Ethics is a growing priority for business leaders but they are struggling to embed an ethical culture, according to a recent CGMA survey.

To fully embed an ethical culture, organisations must improve training, communication and leadership. The way in which these practices are embedded and implemented is critical to the organisation’s ability to gain the most from an ethical performance culture.

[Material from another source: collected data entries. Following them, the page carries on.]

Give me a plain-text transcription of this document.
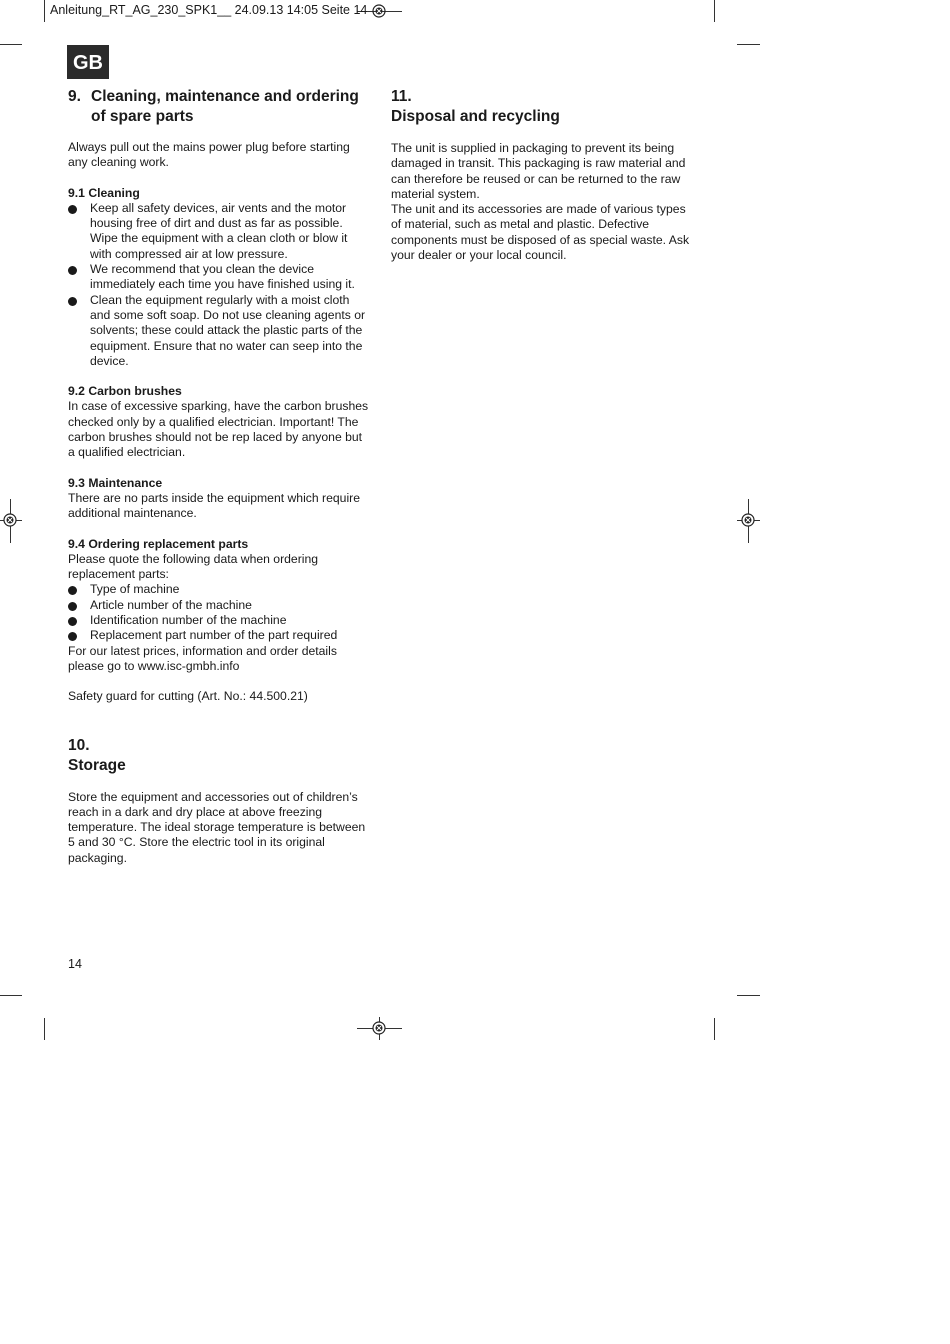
Anleitung_RT_AG_230_SPK1__ 24.09.13 14:05 Seite 14
GB
9. Cleaning, maintenance and ordering of spare parts

Always pull out the mains power plug before starting any cleaning work.

9.1 Cleaning
Keep all safety devices, air vents and the motor housing free of dirt and dust as far as possible. Wipe the equipment with a clean cloth or blow it with compressed air at low pressure.
We recommend that you clean the device immediately each time you have finished using it.
Clean the equipment regularly with a moist cloth and some soft soap. Do not use cleaning agents or solvents; these could attack the plastic parts of the equipment. Ensure that no water can seep into the device.
9.2 Carbon brushes

In case of excessive sparking, have the carbon brushes checked only by a qualified electrician. Important! The carbon brushes should not be rep laced by anyone but a qualified electrician.

9.3 Maintenance

There are no parts inside the equipment which require additional maintenance.

9.4 Ordering replacement parts

Please quote the following data when ordering replacement parts:

Type of machine
Article number of the machine
Identification number of the machine
Replacement part number of the part required

For our latest prices, information and order details please go to www.isc-gmbh.info

Safety guard for cutting (Art. No.: 44.500.21)

10.Storage

Store the equipment and accessories out of children’s reach in a dark and dry place at above freezing temperature. The ideal storage temperature is between 5 and 30 °C. Store the electric tool in its original packaging.

11.Disposal and recycling

The unit is supplied in packaging to prevent its being damaged in transit. This packaging is raw material and can therefore be reused or can be returned to the raw material system.

The unit and its accessories are made of various types of material, such as metal and plastic. Defective components must be disposed of as special waste. Ask your dealer or your local council.

14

Whether related to supply chain issues like the European horse meat scandal, fixing the Libor rate, or mis-selling insurance, many organisations have had to learn from experience how failing processes and bad practices can deter customers and damage reputation. With the influence of social media and overall global connectivity, sharing negative experiences or opinions takes just a few taps on a screen. By contrast, there is extreme difficulty and expense involved in restoring a damaged reputation, not to mention the potential impact on the organisation’s customers, industry peers and other stakeholders.

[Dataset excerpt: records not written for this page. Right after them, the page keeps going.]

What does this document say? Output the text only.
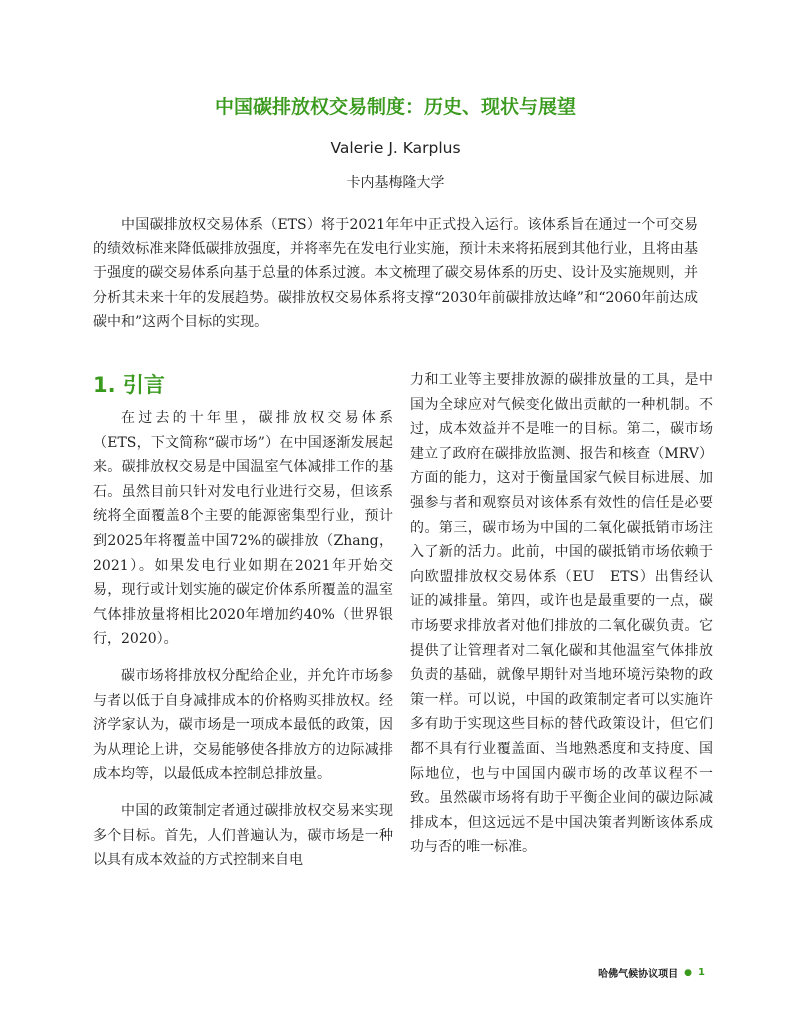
中国碳排放权交易制度：历史、现状与展望
Valerie J. Karplus
卡内基梅隆大学

中国碳排放权交易体系（ETS）将于2021年年中正式投入运行。该体系旨在通过一个可交易的绩效标准来降低碳排放强度，并将率先在发电行业实施，预计未来将拓展到其他行业，且将由基于强度的碳交易体系向基于总量的体系过渡。本文梳理了碳交易体系的历史、设计及实施规则，并分析其未来十年的发展趋势。碳排放权交易体系将支撑“2030年前碳排放达峰”和“2060年前达成碳中和”这两个目标的实现。

1. 引言

在过去的十年里，碳排放权交易体系（ETS，下文简称“碳市场”）在中国逐渐发展起来。碳排放权交易是中国温室气体减排工作的基石。虽然目前只针对发电行业进行交易，但该系统将全面覆盖8个主要的能源密集型行业，预计到2025年将覆盖中国72%的碳排放（Zhang，2021）。如果发电行业如期在2021年开始交易，现行或计划实施的碳定价体系所覆盖的温室气体排放量将相比2020年增加约40%（世界银行，2020）。

碳市场将排放权分配给企业，并允许市场参与者以低于自身减排成本的价格购买排放权。经济学家认为，碳市场是一项成本最低的政策，因为从理论上讲，交易能够使各排放方的边际减排成本均等，以最低成本控制总排放量。

中国的政策制定者通过碳排放权交易来实现多个目标。首先，人们普遍认为，碳市场是一种以具有成本效益的方式控制来自电

力和工业等主要排放源的碳排放量的工具，是中国为全球应对气候变化做出贡献的一种机制。不过，成本效益并不是唯一的目标。第二，碳市场建立了政府在碳排放监测、报告和核查（MRV）方面的能力，这对于衡量国家气候目标进展、加强参与者和观察员对该体系有效性的信任是必要的。第三，碳市场为中国的二氧化碳抵销市场注入了新的活力。此前，中国的碳抵销市场依赖于向欧盟排放权交易体系（EU　ETS）出售经认证的减排量。第四，或许也是最重要的一点，碳市场要求排放者对他们排放的二氧化碳负责。它提供了让管理者对二氧化碳和其他温室气体排放负责的基础，就像早期针对当地环境污染物的政策一样。可以说，中国的政策制定者可以实施许多有助于实现这些目标的替代政策设计，但它们都不具有行业覆盖面、当地熟悉度和支持度、国际地位，也与中国国内碳市场的改革议程不一致。虽然碳市场将有助于平衡企业间的碳边际减排成本，但这远远不是中国决策者判断该体系成功与否的唯一标准。

哈佛气候协议项目 ● 1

CGMAs are ideally positioned to be key influencers, to support organisations in achieving this increasingly important task. Here are five steps CGMA designation holders can take:

  1. Develop a code, and make ethical performance a strategic priority. A relevant code of ethics, conduct or similar policy that sets clear objectives, standards and expectations is a key requirement for ethical performance. A code needs to be supported by a focus on ethical performance in wider decision making.
  2. Set the tone from the top. Senior management teams must show leadership and be seen to live the organisation’s ethical values. Only once that happens can employees get in step and ensure the whole organisation lives those values.
  3. Engage, communicate and train your staff. Engage staff and other stakeholders such as suppliers, investors, regulators and consumer communities, through effective and informative communication. Good, regular and consistent communication and training will help to embed an ethical culture.
  4. Provide support routes for staff. Organisations need to develop clear routes for reporting suspected fraud and violation of company policies on ethical behaviour. Too many organisations are weak in this regard and must adopt a zero-tolerance approach.
  5. Measure effectiveness of your ethics programme. To ensure best practice, organisations need both to measure their ethical performance and to foster open discussion.